The Gowanus neighborhood of Brooklyn has long been home to recycling and scrap-metal industries. In the last few years, electronic recycling companies — like the Lower East Side Ecology Center’s E-Waste Warehouse — have also found a home in the industrial area.
The E-Waste Warehouse, managed by Samuel Huntington, sits just east of the Gowanus Canal. The 11,000 square-foot facility collects and sorts electronic waste from both companies and consumers.
In April 2011, the New York State Electronic Equipment Recycling and Reuse Act banned the landfill disposal of electronic waste for businesses and manufacturers. On January 1, 2015, this ban will be extended to individuals and households as well.
Huntington expects the E-Waste Warehouse’s operations to expand to meet the influx of discarded electronics in response to the new law. “Disposing of these machines through conventional methods is extremely hazardous for the environment and ultimately hazardous to everyone’s well-being,” he said.
Most of the material is distributed to recycling partners. But increasingly, the discarded items are refurbished and sold in the small retail section at the front of the warehouse. Many are also rented as props to film production companies.
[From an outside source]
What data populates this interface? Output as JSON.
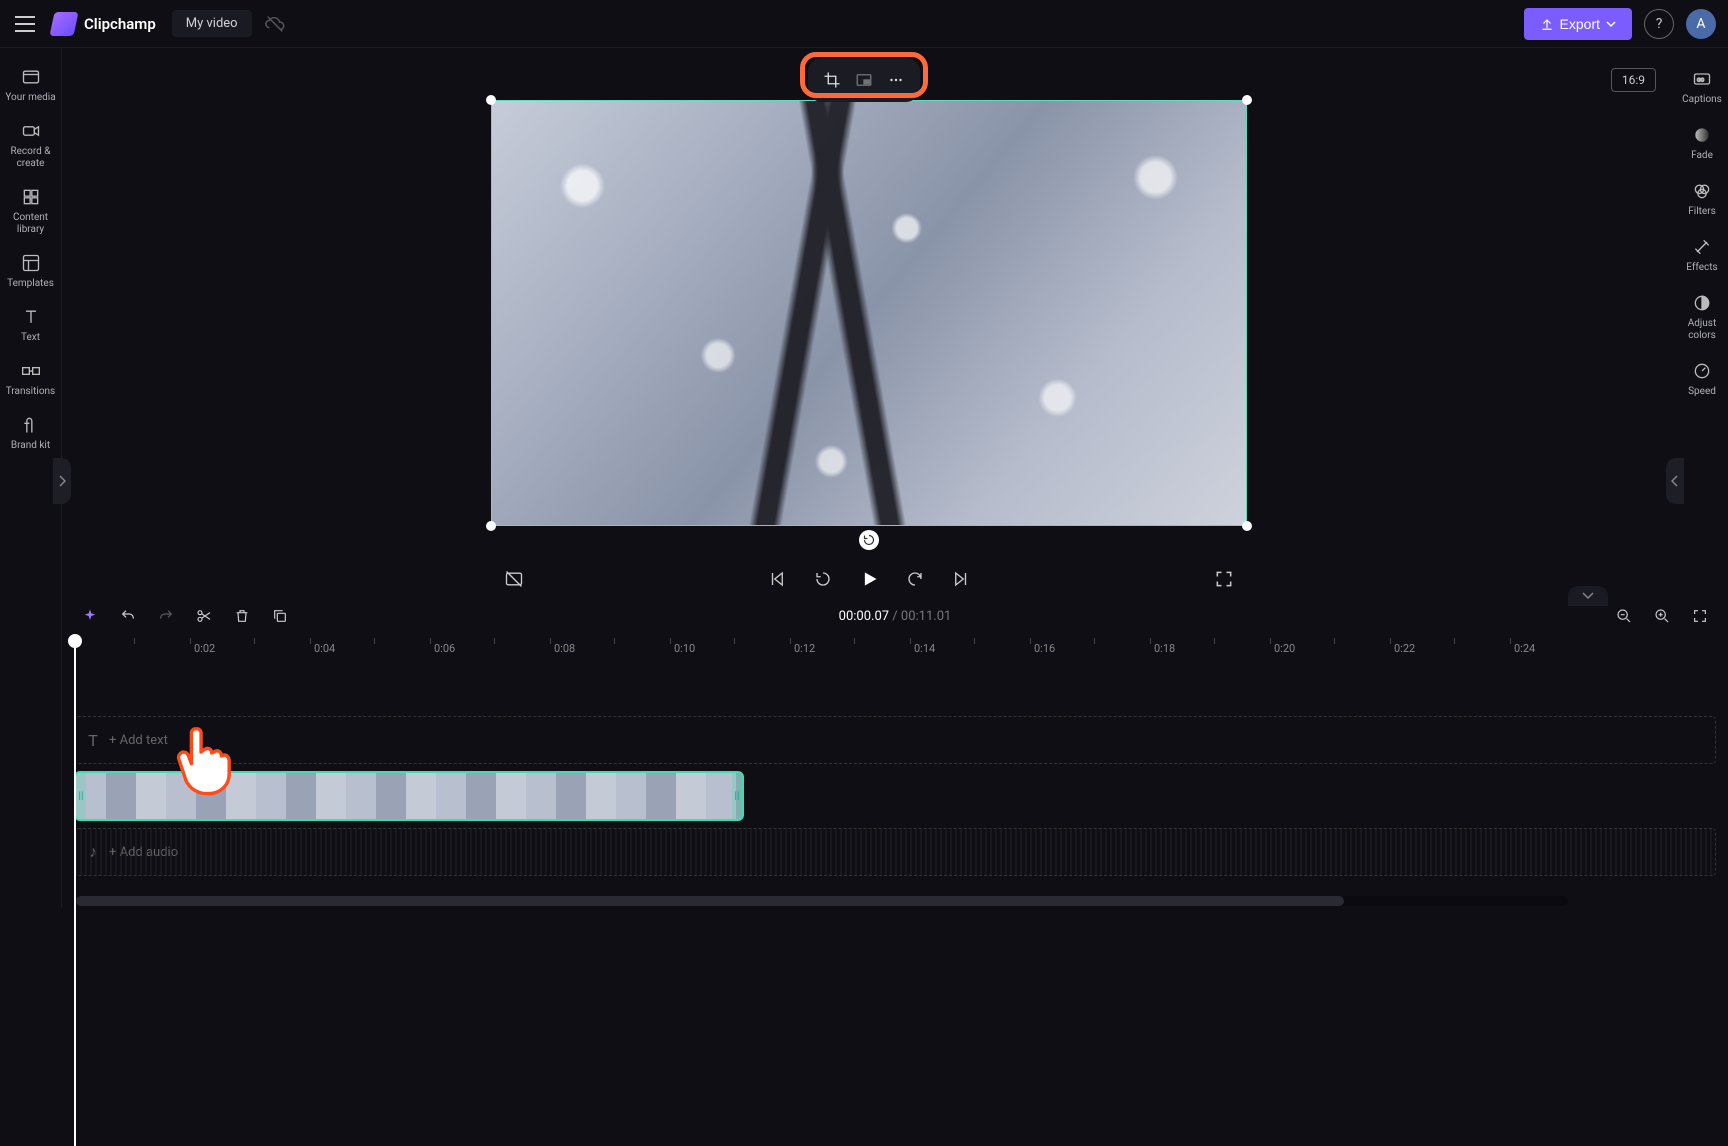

The warehouse opened in 2012. That year, electronic waste recycling cost more than it generated in income for the Ecology Center: it spent more than $431,000 on the program, while bringing in about $88,000 in revenue from it. Huntington expects that the program will eventually pay for itself.
“The goal,” said Huntington, “is to divert as much of that material from the recycling stream into the reuse stream as possible.”
This video ran on MetroFocus, the public affairs program of Thirteen/WNET.